There are a number of factors when choosing a backpack. So let’s answer the above question with…three more questions.
1. What activities are you going to do?
2. What weather conditions are you going to do them in?
3. How long are you going for?
Once you’ve figured out your specific needs, we can figure out the best size for you. Here’s my rough guide to get you on your way.
Backpacks of 35L and less:
Backpacks up to 35L are ideal day packs for travel.
A small, zipped day pack is a must for travel. Besides keeping your valuables secure, you can bring everything you need for a day out — like extra layers and a water bottle.
A small backpack is also convenient carry-on luggage. The wheels and handles on a traditional carry-on suitcase can add additional weight and blow out the luggage dimensions set by your airline. A backpack will help save on weight, space, and is extra packable in the overhead lockers.
That said, don’t get caught out. Make sure you check the required dimension of the airlines you fly with.
Backpacks between 35L–50L are ideal for overnight travel and lightweight travellers.
This is going to depend heavily on the actual gear going in your pack.
This size can be enough for minimalist packers. A smaller bag means you’ll be forced to pack less and follow the philosophy of packing what you actually need – not a bad habit to get into.
But if you’re going to snow season in Japan for two weeks, won’t have time to wash, and want to pack your big fat ski jacket, you may have to opt for a bigger pack. But if you’re about to spend a week in Bali with little more than a cocktail and a sarong, then this will suit you just fine.
Backpacks of 50L and up
Backpacks bigger than 50L are great for long-term travel.
A 50L+ backpack is a great friend to those backpacking around Europe for a few months or through countries with rapidly changing weather conditions. These bags are spacious and can accommodate a number of outfit changes before you ever have to visit a laundromat.
They’re also ideal for a combination of hike and travel, as long as you’re following the philosophy above. Think the Camino de Santiago, the Pacific Crest Trail or the Great Ocean Walk.
Note: as a rule of thumb, don’t carry more than you really have to — less is always more (or as Miss Piggy used to say, “Never eat more than you can lift”). Remember that comfort is key. The best choice you can make is a backpack that’s good for your back. The fit of the pack, should outweigh the size of pack.

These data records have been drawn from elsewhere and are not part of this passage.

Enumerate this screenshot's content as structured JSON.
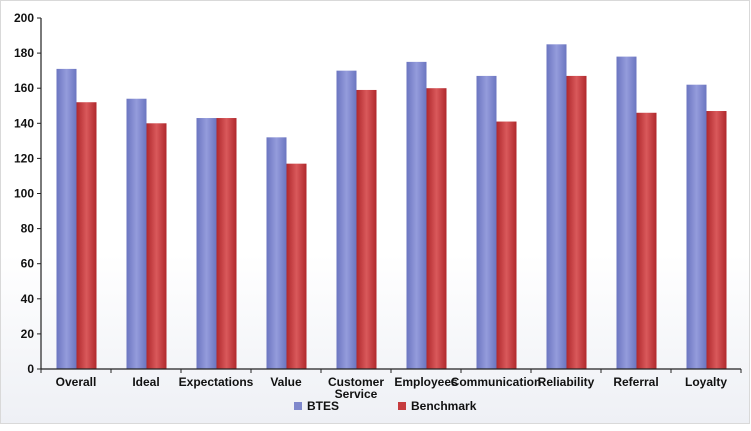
{
  "chart_data": {
    "type": "bar",
    "categories": [
      "Overall",
      "Ideal",
      "Expectations",
      "Value",
      "Customer Service",
      "Employees",
      "Communication",
      "Reliability",
      "Referral",
      "Loyalty"
    ],
    "series": [
      {
        "name": "BTES",
        "values": [
          171,
          154,
          143,
          132,
          170,
          175,
          167,
          185,
          178,
          162
        ]
      },
      {
        "name": "Benchmark",
        "values": [
          152,
          140,
          143,
          117,
          159,
          160,
          141,
          167,
          146,
          147
        ]
      }
    ],
    "ylim": [
      0,
      200
    ],
    "yticks": [
      0,
      20,
      40,
      60,
      80,
      100,
      120,
      140,
      160,
      180,
      200
    ],
    "grid": false,
    "legend_position": "bottom",
    "colors": {
      "BTES": "#7f88cc",
      "Benchmark": "#c63c3f",
      "axis": "#222222"
    }
  }
}
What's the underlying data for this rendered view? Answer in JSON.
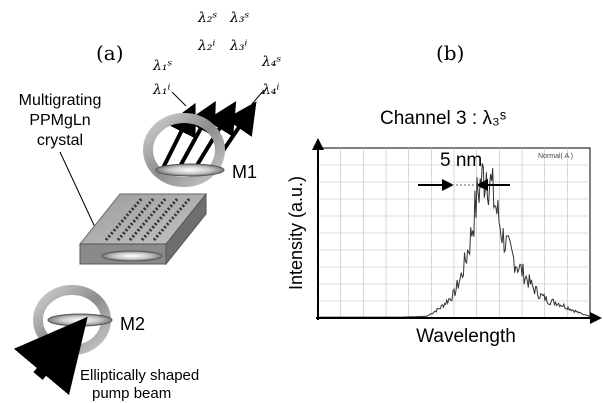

Choosing the right size backpack is highly personal. So before you commit, consider the activities, the weather conditions and duration of your trip — don’t skimp out on the necessities, and buy lightweight, packable gear to make your journey even better.
Fitting a backpack
Before heading off, get your gear ready and test out how you will fit your backpack to your body shape.
Steps for fitting a backpack:
1. Load up your backpack with the items you would have on a hike or trip. There is an art to packing your backpack correctly, which comes down to commonsense. You want to balance comfort when walking with convenience (being able to get to your lunch).
Convenience: pack your backpack with your least used items at the bottom, and more regularly used items at the top for easy access. Convenience solved.
Comfort: keep items in your bag from affecting your centre of balance. Keep heavy items low and close to your back, so that they don't pull you sideways, backward or even too far forward (if you load heavy items up top, this will happen).
Now you know what your backpack will feel like, you can start to adjust the features of your bag to suit your body shape.
2. Start with the waist belt of your backpack. Adjust it so that the padding of the waist belt cushions the top of your hips. You don't want all the weight of the bag solely on your hips, however, as this will create pain and chafing, but the waist is vital for sharing the load. Adjust the waist belt so that it hugs you but doesn't strangle your hips, while sitting comfortably over the tops of your hips.
3. Move on to the shoulder straps. Adjust these so that they meet just below the top of your shoulders. They should be firm but not too tight.
4. Adjust your load-lifter straps. These are the straps that adjust the top of the bag with the top of your shoulder straps. Adjust these so that they lie at a 45-degree angle up to where they meet with the bag.
5. Adjust the sternum straps. These ease the pressure on your shoulders by pulling the shoulder straps together slightly. They shouldn't be too tight, just enough to take some of the pressure off.